Rainbow

Last night we took a walk up on the hill behind This Old House.
 There was a light rain and some gusty wind,
with the most unusal golden light sky – just beautiful.
Shortly after the rainfall, up over the house…
was this..   a double rainbow
I could see most of the rainbow’s arch, but it was very hard to capture all of it in one frame…
Can you see the double rainbow ring below?

* Author Donald Ahrens in his text Meteorology Today describes a rainbow as “one of the most spectacular light shows observed on earth”. Indeed the traditional rainbow is sunlight spread out into its spectrum of colors and diverted to the eye of the observer by water droplets.
* The traditional description of the rainbow is that it is made up of seven colors – red, orange, yellow, green, blue, indigo, and violet. Actually, the rainbow is a whole continuum of colors from red to violet and even beyond the colors that the eye can see.
The colors of the rainbow arise from two basic facts:
Sunlight is made up of the whole range of colors that the eye can detect. The range of sunlight colors, when combined, looks white to the eye. This property of sunlight was first demonstrated by Sir Isaac Newton in 1666.
Light of different colors is refracted by different amounts when it passes from one medium (air, for example) into another (water or glass, for example).
*Sometimes we see two rainbows at once, what causes this? We have followed the path of a ray of sunlight as it enters and is reflected inside the raindrop. But not all of the energy of the ray escapes the raindrop after it is reflected once. A part of the ray is reflected again and travels along inside the drop to emerge from the drop. The rainbow we normally see is called the primary rainbow and is produced by one internal reflection; the secondary rainbow arises from two internal reflections and the rays exit the drop at an angle of 50 degrees° rather than the 42°degrees for the red primary bow.
*Notice the contrast between the sky inside the arc and outside it. When one studies the refraction of sunlight on a raindrop one finds that there are many rays emerging at angles smaller than the rainbow ray, but essentially no light from single internal reflections at angles greater than this ray. Thus there is a lot of light within the bow, and very little beyond it. Because this light is a mix of all the rainbow colors, it is white. In the case of the secondary rainbow, the rainbow ray is the smallest angle and there are many rays emerging at angles greater than this one. Therefore the two bows combine to define a dark region between them – called Alexander’s Dark Band, in honor of Alexander of Aphrodisias who discussed it some 1800 years ago!

19 thoughts on “Rainbow”

  1. Great shot with the house Karen!!!…thanks for all the info about rainbows. This picture deserves to come out of the computer and made into a 16×20 for one of your walls….maybe even larger?….You need to do this!!!! let me know when you do so I can see it!!!!
    Keep up the good work!
    Tim

  2. Stun-ning. I love all the shots but really like the 3rd one a lot.
    Never saw a double rainbow. They seem to be rare.
    There was one on the Vineyard a few weeks ago.. but that's a magical place anyway 🙂

  3. Yep Yepppp. Enlarge that photo and frame it! You may never get a better shot of a rainbow.

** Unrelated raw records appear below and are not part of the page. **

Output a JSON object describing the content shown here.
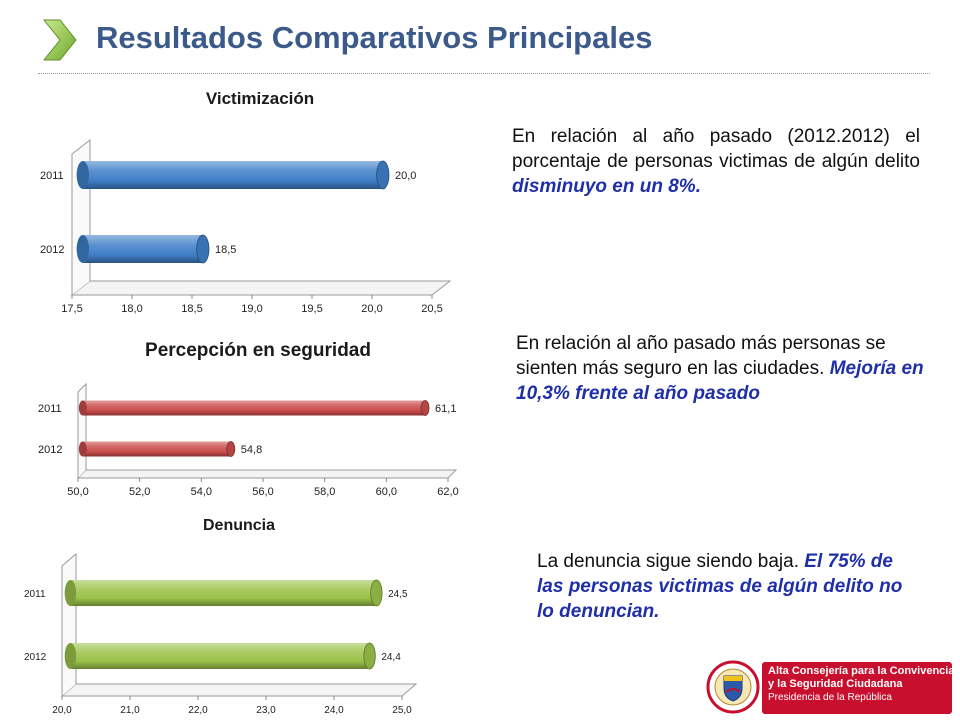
{
  "header": {
    "title": "Resultados Comparativos Principales",
    "chevron_color": "#8dc63f"
  },
  "chart_data": [
    {
      "type": "bar",
      "title": "Victimización",
      "categories": [
        "2011",
        "2012"
      ],
      "values": [
        20.0,
        18.5
      ],
      "value_labels": [
        "20,0",
        "18,5"
      ],
      "xlim": [
        17.5,
        20.5
      ],
      "ticks": [
        "17,5",
        "18,0",
        "18,5",
        "19,0",
        "19,5",
        "20,0",
        "20,5"
      ],
      "bar_color": "#3f7fc8"
    },
    {
      "type": "bar",
      "title": "Percepción en seguridad",
      "categories": [
        "2011",
        "2012"
      ],
      "values": [
        61.1,
        54.8
      ],
      "value_labels": [
        "61,1",
        "54,8"
      ],
      "xlim": [
        50,
        62
      ],
      "ticks": [
        "50,0",
        "52,0",
        "54,0",
        "56,0",
        "58,0",
        "60,0",
        "62,0"
      ],
      "bar_color": "#c94b4b"
    },
    {
      "type": "bar",
      "title": "Denuncia",
      "categories": [
        "2011",
        "2012"
      ],
      "values": [
        24.5,
        24.4
      ],
      "value_labels": [
        "24,5",
        "24,4"
      ],
      "xlim": [
        20,
        25
      ],
      "ticks": [
        "20,0",
        "21,0",
        "22,0",
        "23,0",
        "24,0",
        "25,0"
      ],
      "bar_color": "#9bc24a"
    }
  ],
  "panels": [
    {
      "text_a": "En relación al año pasado (2012.2012) el porcentaje de personas victimas  de algún delito ",
      "text_b": "disminuyo en un 8%."
    },
    {
      "text_a": "En relación al año pasado más personas se sienten más seguro en las ciudades. ",
      "text_b": "Mejoría en 10,3% frente al año pasado"
    },
    {
      "text_a": "La denuncia sigue siendo baja. ",
      "text_b": "El 75% de las personas victimas de algún delito no lo denuncian."
    }
  ],
  "logo": {
    "seal_text": "REPÚBLICA DE COLOMBIA",
    "line1": "Alta Consejería para la Convivencia",
    "line2": "y la Seguridad Ciudadana",
    "line3": "Presidencia de la República"
  }
}
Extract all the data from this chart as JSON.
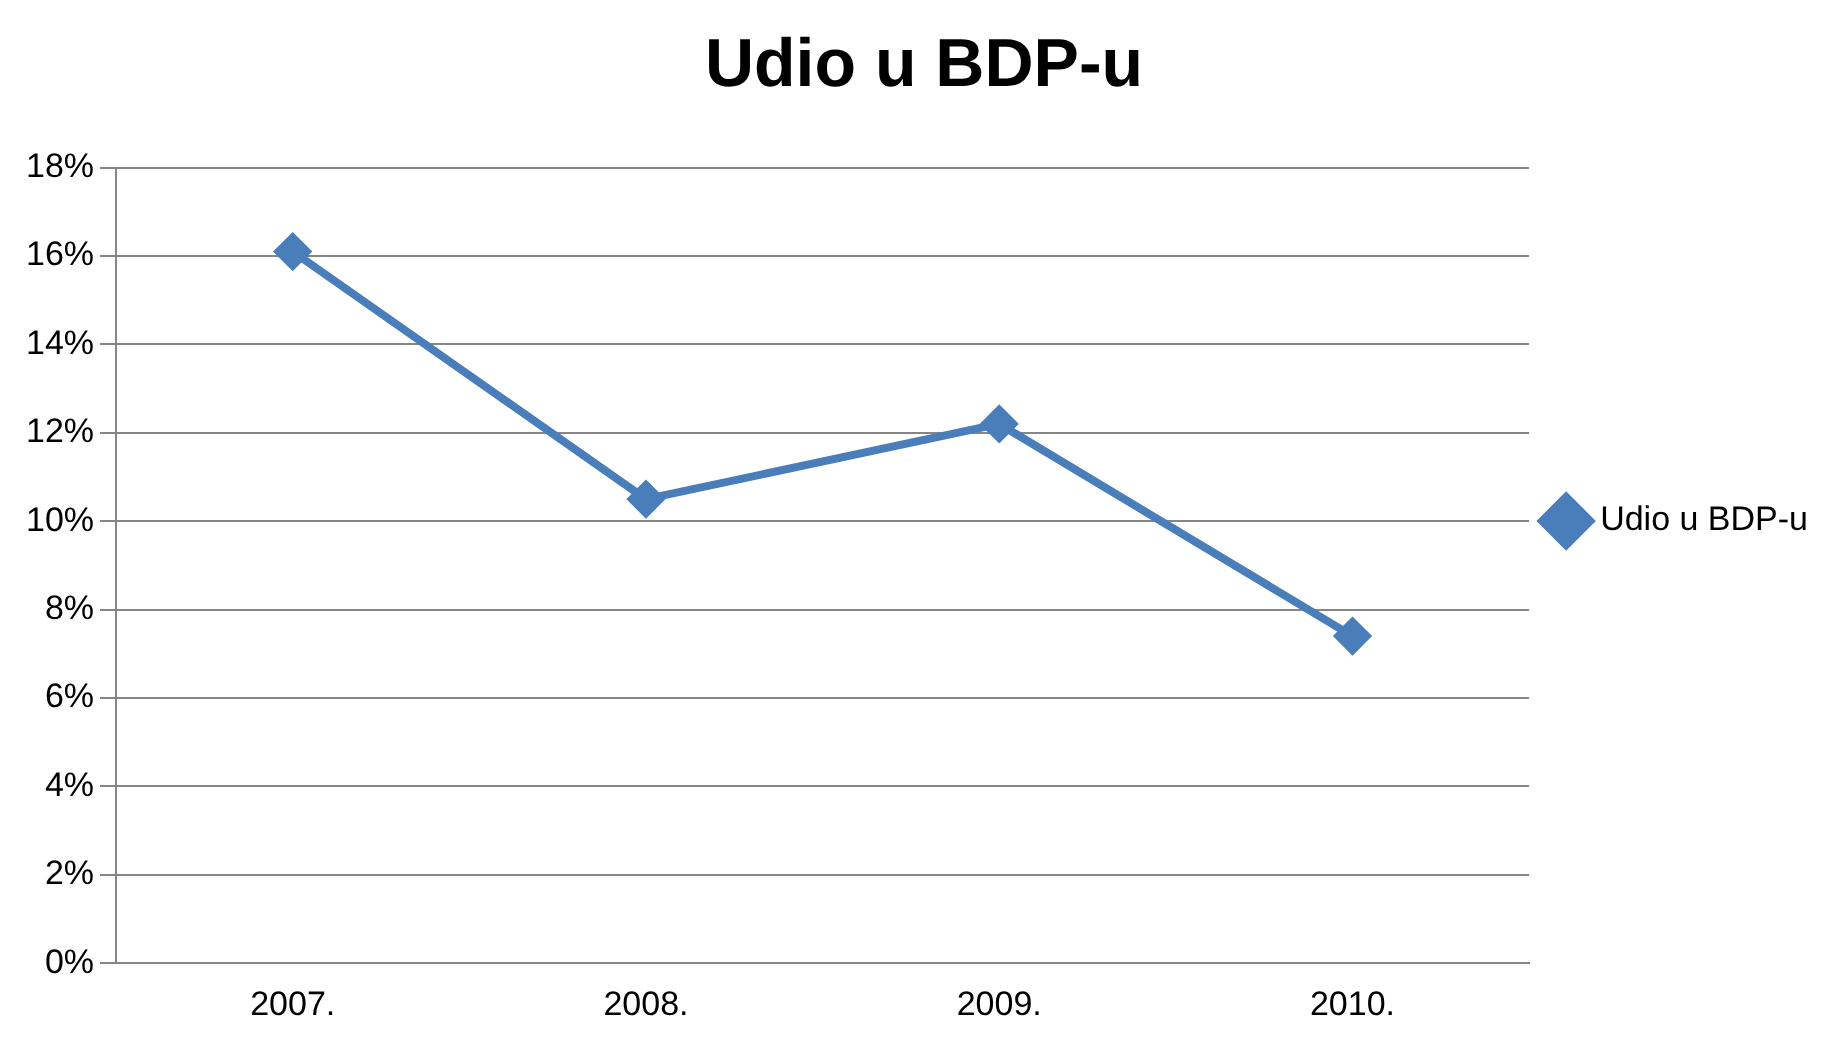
{
  "chart_data": {
    "type": "line",
    "title": "Udio u BDP-u",
    "categories": [
      "2007.",
      "2008.",
      "2009.",
      "2010."
    ],
    "series": [
      {
        "name": "Udio u BDP-u",
        "color": "#4a7ebb",
        "values": [
          16.1,
          10.5,
          12.2,
          7.4
        ]
      }
    ],
    "ylim": [
      0,
      18
    ],
    "yticks": [
      {
        "value": 0,
        "label": "0%"
      },
      {
        "value": 2,
        "label": "2%"
      },
      {
        "value": 4,
        "label": "4%"
      },
      {
        "value": 6,
        "label": "6%"
      },
      {
        "value": 8,
        "label": "8%"
      },
      {
        "value": 10,
        "label": "10%"
      },
      {
        "value": 12,
        "label": "12%"
      },
      {
        "value": 14,
        "label": "14%"
      },
      {
        "value": 16,
        "label": "16%"
      },
      {
        "value": 18,
        "label": "18%"
      }
    ],
    "grid": "y",
    "legend": "right",
    "marker": "diamond",
    "line_style": "solid"
  }
}
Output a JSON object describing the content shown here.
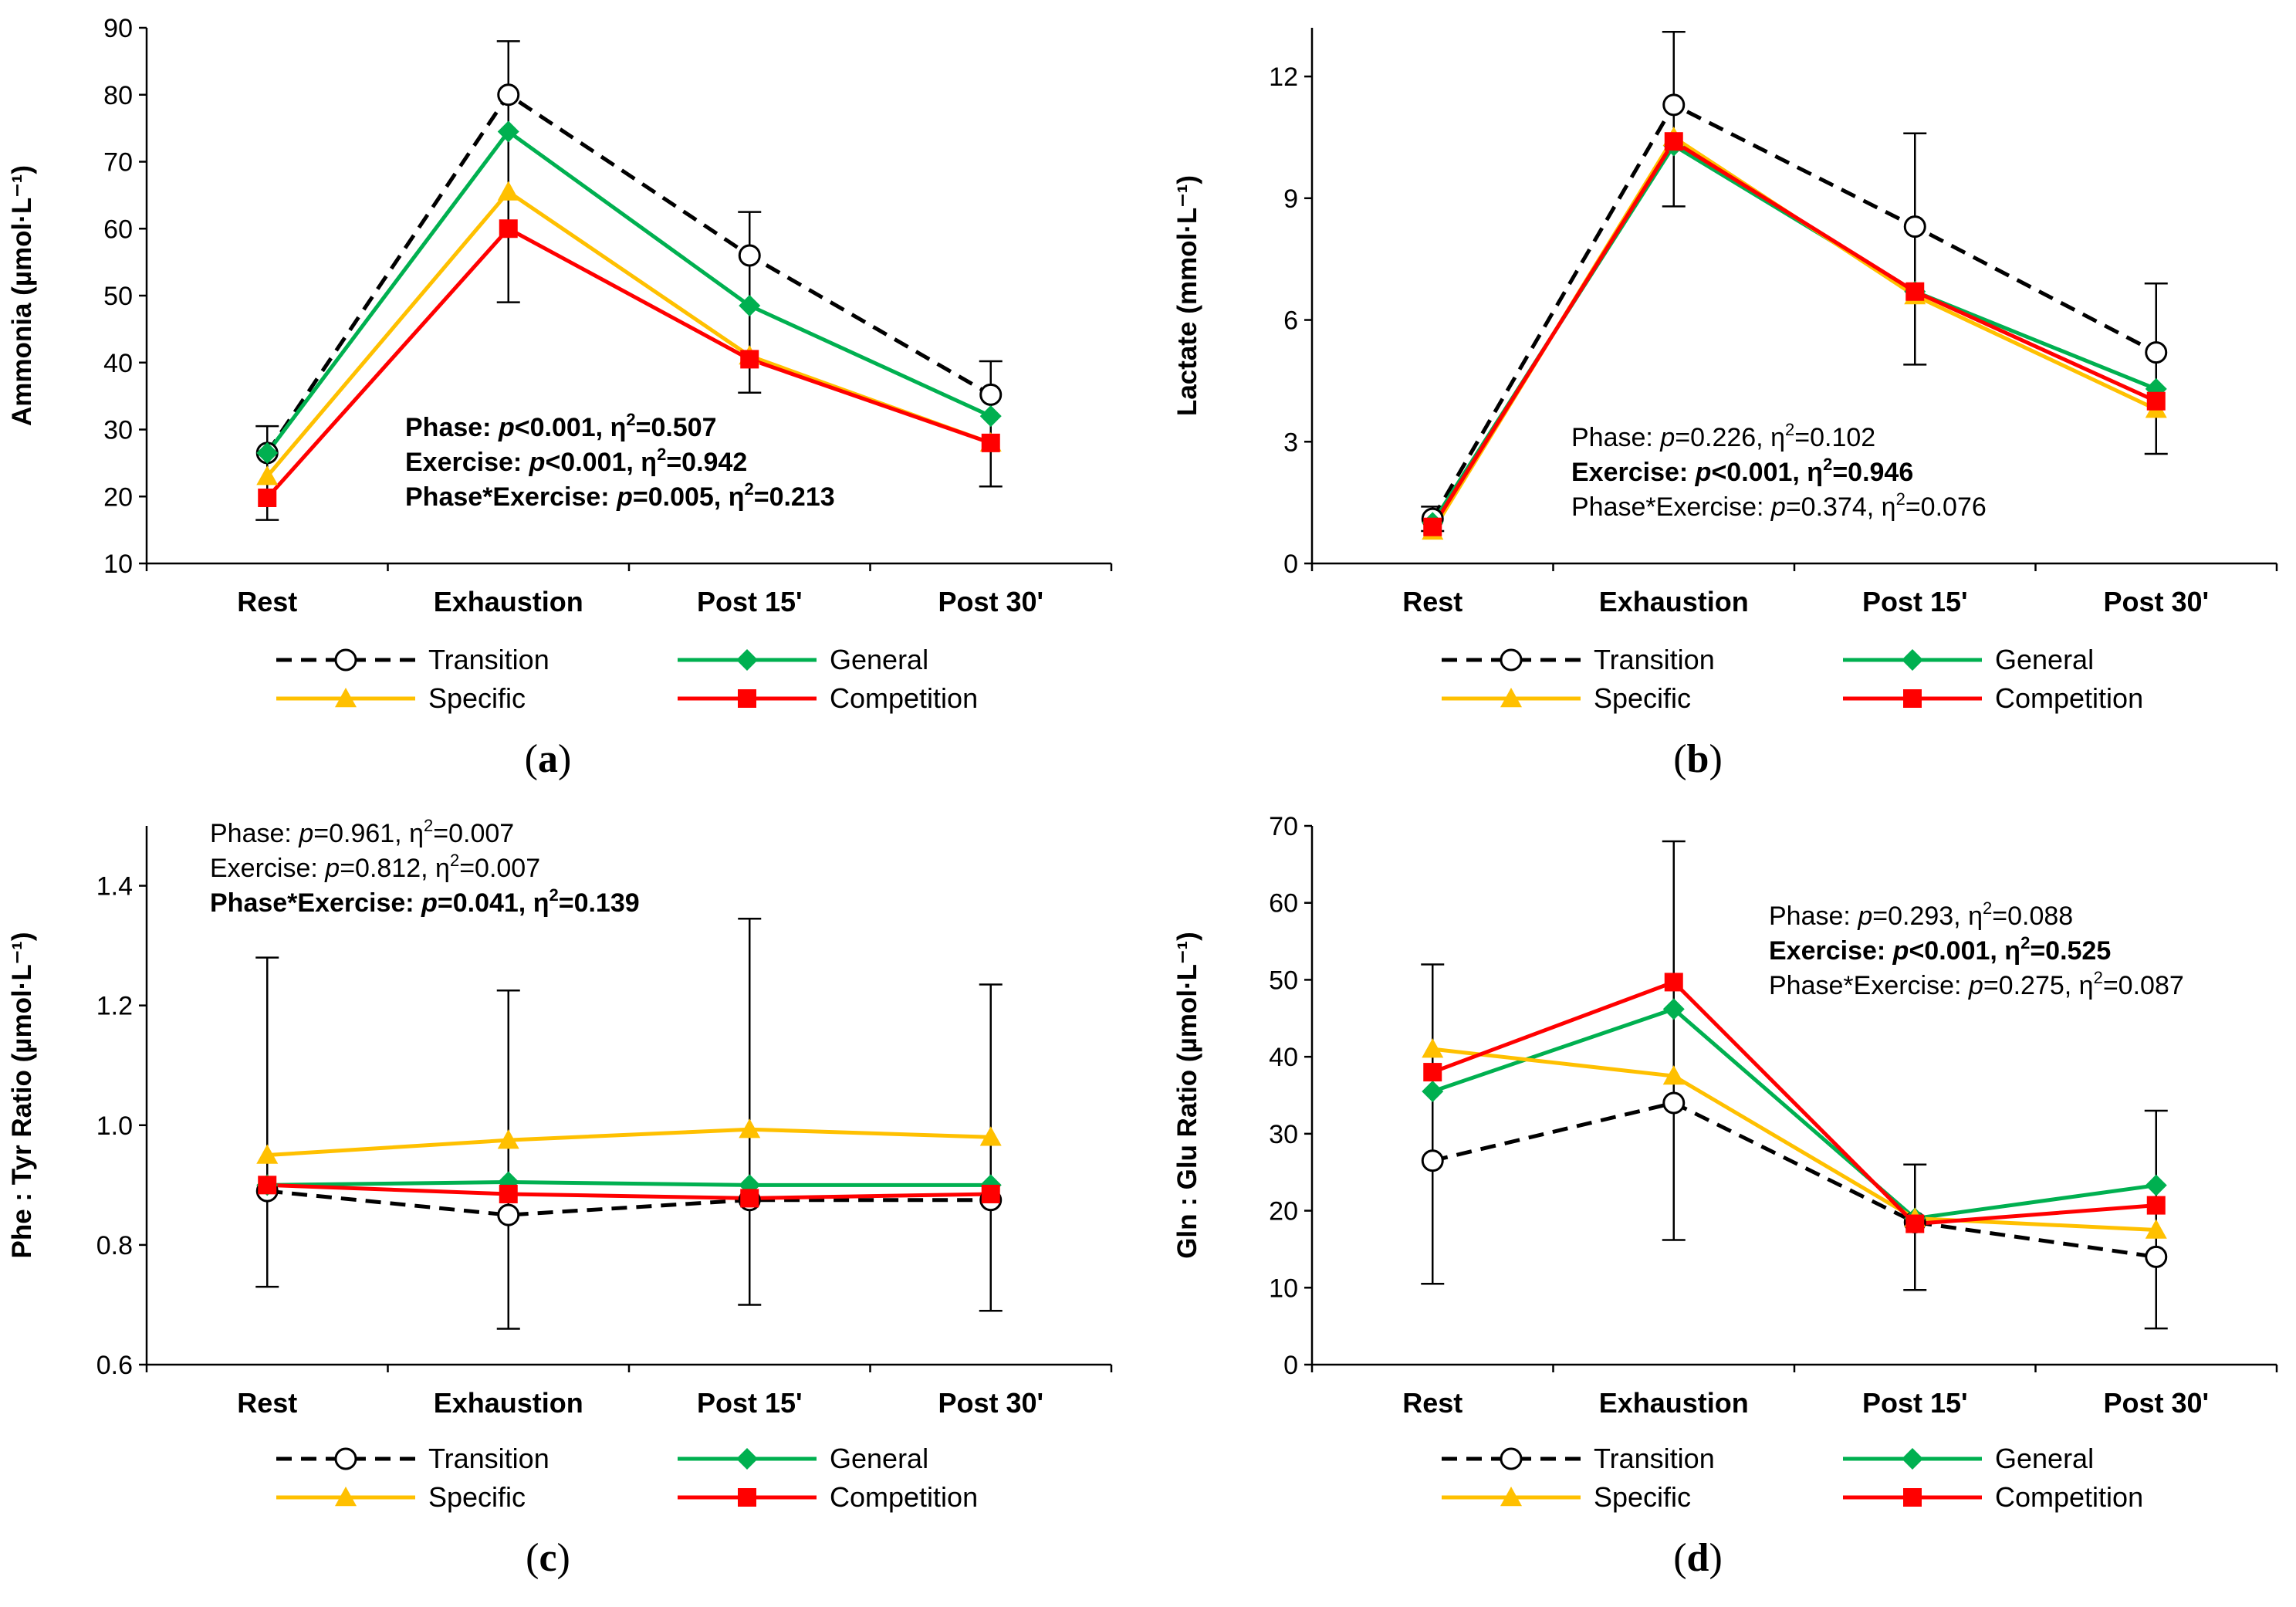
{
  "legend": {
    "transition": "Transition",
    "general": "General",
    "specific": "Specific",
    "competition": "Competition"
  },
  "colors": {
    "transition": "#000000",
    "general": "#00b050",
    "specific": "#ffc000",
    "competition": "#ff0000"
  },
  "chart_data": [
    {
      "type": "line",
      "panel": "a",
      "ylabel": "Ammonia (µmol·L⁻¹)",
      "ylim": [
        10,
        90
      ],
      "yticks": [
        10,
        20,
        30,
        40,
        50,
        60,
        70,
        80,
        90
      ],
      "categories": [
        "Rest",
        "Exhaustion",
        "Post 15'",
        "Post 30'"
      ],
      "series": [
        {
          "name": "Transition",
          "values": [
            26.5,
            80,
            56,
            35.2
          ],
          "err_up": [
            30.5,
            88,
            62.5,
            40.2
          ],
          "err_low": [
            16.5,
            49,
            35.5,
            21.5
          ]
        },
        {
          "name": "General",
          "values": [
            26.5,
            74.5,
            48.5,
            32
          ]
        },
        {
          "name": "Specific",
          "values": [
            23,
            65.5,
            41,
            28
          ]
        },
        {
          "name": "Competition",
          "values": [
            19.8,
            60,
            40.5,
            28
          ]
        }
      ],
      "stats": [
        {
          "label": "Phase: ",
          "p": "<0.001",
          "eta": "=0.507",
          "bold": true
        },
        {
          "label": "Exercise: ",
          "p": "<0.001",
          "eta": "=0.942",
          "bold": true
        },
        {
          "label": "Phase*Exercise: ",
          "p": "=0.005",
          "eta": "=0.213",
          "bold": true
        }
      ]
    },
    {
      "type": "line",
      "panel": "b",
      "ylabel": "Lactate (mmol·L⁻¹)",
      "ylim": [
        0,
        13.2
      ],
      "yticks": [
        0,
        3,
        6,
        9,
        12
      ],
      "categories": [
        "Rest",
        "Exhaustion",
        "Post 15'",
        "Post 30'"
      ],
      "series": [
        {
          "name": "Transition",
          "values": [
            1.1,
            11.3,
            8.3,
            5.2
          ],
          "err_up": [
            1.4,
            13.1,
            10.6,
            6.9
          ],
          "err_low": [
            0.8,
            8.8,
            4.9,
            2.7
          ]
        },
        {
          "name": "General",
          "values": [
            1.0,
            10.3,
            6.7,
            4.3
          ]
        },
        {
          "name": "Specific",
          "values": [
            0.8,
            10.5,
            6.6,
            3.8
          ]
        },
        {
          "name": "Competition",
          "values": [
            0.9,
            10.4,
            6.7,
            4.0
          ]
        }
      ],
      "stats": [
        {
          "label": "Phase: ",
          "p": "=0.226",
          "eta": "=0.102",
          "bold": false
        },
        {
          "label": "Exercise: ",
          "p": "<0.001",
          "eta": "=0.946",
          "bold": true
        },
        {
          "label": "Phase*Exercise: ",
          "p": "=0.374",
          "eta": "=0.076",
          "bold": false
        }
      ]
    },
    {
      "type": "line",
      "panel": "c",
      "ylabel": "Phe : Tyr Ratio (µmol·L⁻¹)",
      "ylim": [
        0.6,
        1.5
      ],
      "yticks": [
        0.6,
        0.8,
        1.0,
        1.2,
        1.4
      ],
      "categories": [
        "Rest",
        "Exhaustion",
        "Post 15'",
        "Post 30'"
      ],
      "series": [
        {
          "name": "Transition",
          "values": [
            0.89,
            0.85,
            0.875,
            0.875
          ],
          "err_up": [
            1.28,
            1.225,
            1.345,
            1.235
          ],
          "err_low": [
            0.73,
            0.66,
            0.7,
            0.69
          ]
        },
        {
          "name": "General",
          "values": [
            0.9,
            0.905,
            0.9,
            0.9
          ]
        },
        {
          "name": "Specific",
          "values": [
            0.95,
            0.975,
            0.993,
            0.98
          ]
        },
        {
          "name": "Competition",
          "values": [
            0.9,
            0.885,
            0.878,
            0.885
          ]
        }
      ],
      "stats": [
        {
          "label": "Phase: ",
          "p": "=0.961",
          "eta": "=0.007",
          "bold": false
        },
        {
          "label": "Exercise: ",
          "p": "=0.812",
          "eta": "=0.007",
          "bold": false
        },
        {
          "label": "Phase*Exercise: ",
          "p": "=0.041",
          "eta": "=0.139",
          "bold": true
        }
      ]
    },
    {
      "type": "line",
      "panel": "d",
      "ylabel": "Gln : Glu Ratio (µmol·L⁻¹)",
      "ylim": [
        0,
        70
      ],
      "yticks": [
        0,
        10,
        20,
        30,
        40,
        50,
        60,
        70
      ],
      "categories": [
        "Rest",
        "Exhaustion",
        "Post 15'",
        "Post 30'"
      ],
      "series": [
        {
          "name": "Transition",
          "values": [
            26.5,
            34,
            18.5,
            14
          ],
          "err_up": [
            52,
            68,
            26,
            33
          ],
          "err_low": [
            10.5,
            16.2,
            9.7,
            4.7
          ]
        },
        {
          "name": "General",
          "values": [
            35.5,
            46.2,
            19,
            23.3
          ]
        },
        {
          "name": "Specific",
          "values": [
            41,
            37.5,
            19,
            17.5
          ]
        },
        {
          "name": "Competition",
          "values": [
            38,
            49.7,
            18.3,
            20.7
          ]
        }
      ],
      "stats": [
        {
          "label": "Phase: ",
          "p": "=0.293",
          "eta": "=0.088",
          "bold": false
        },
        {
          "label": "Exercise: ",
          "p": "<0.001",
          "eta": "=0.525",
          "bold": true
        },
        {
          "label": "Phase*Exercise: ",
          "p": "=0.275",
          "eta": "=0.087",
          "bold": false
        }
      ]
    }
  ]
}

  4. that first shot is a framer for sure, what a beauty! I have never saw a double rainbow, its got to be a sign for something good!!thankyou for the kind words on my blog today

  5. Amazing!!! I love rainbows! We had lots in Charleston in the summer when we would get afternoon rains with all the heat and humidity. We have seen several here. I think they are a sign from God!

  6. If you do blow it up on canvas, there is a website called CGPro Prints that does great canvases for cheap! I have used them a few times now with great results!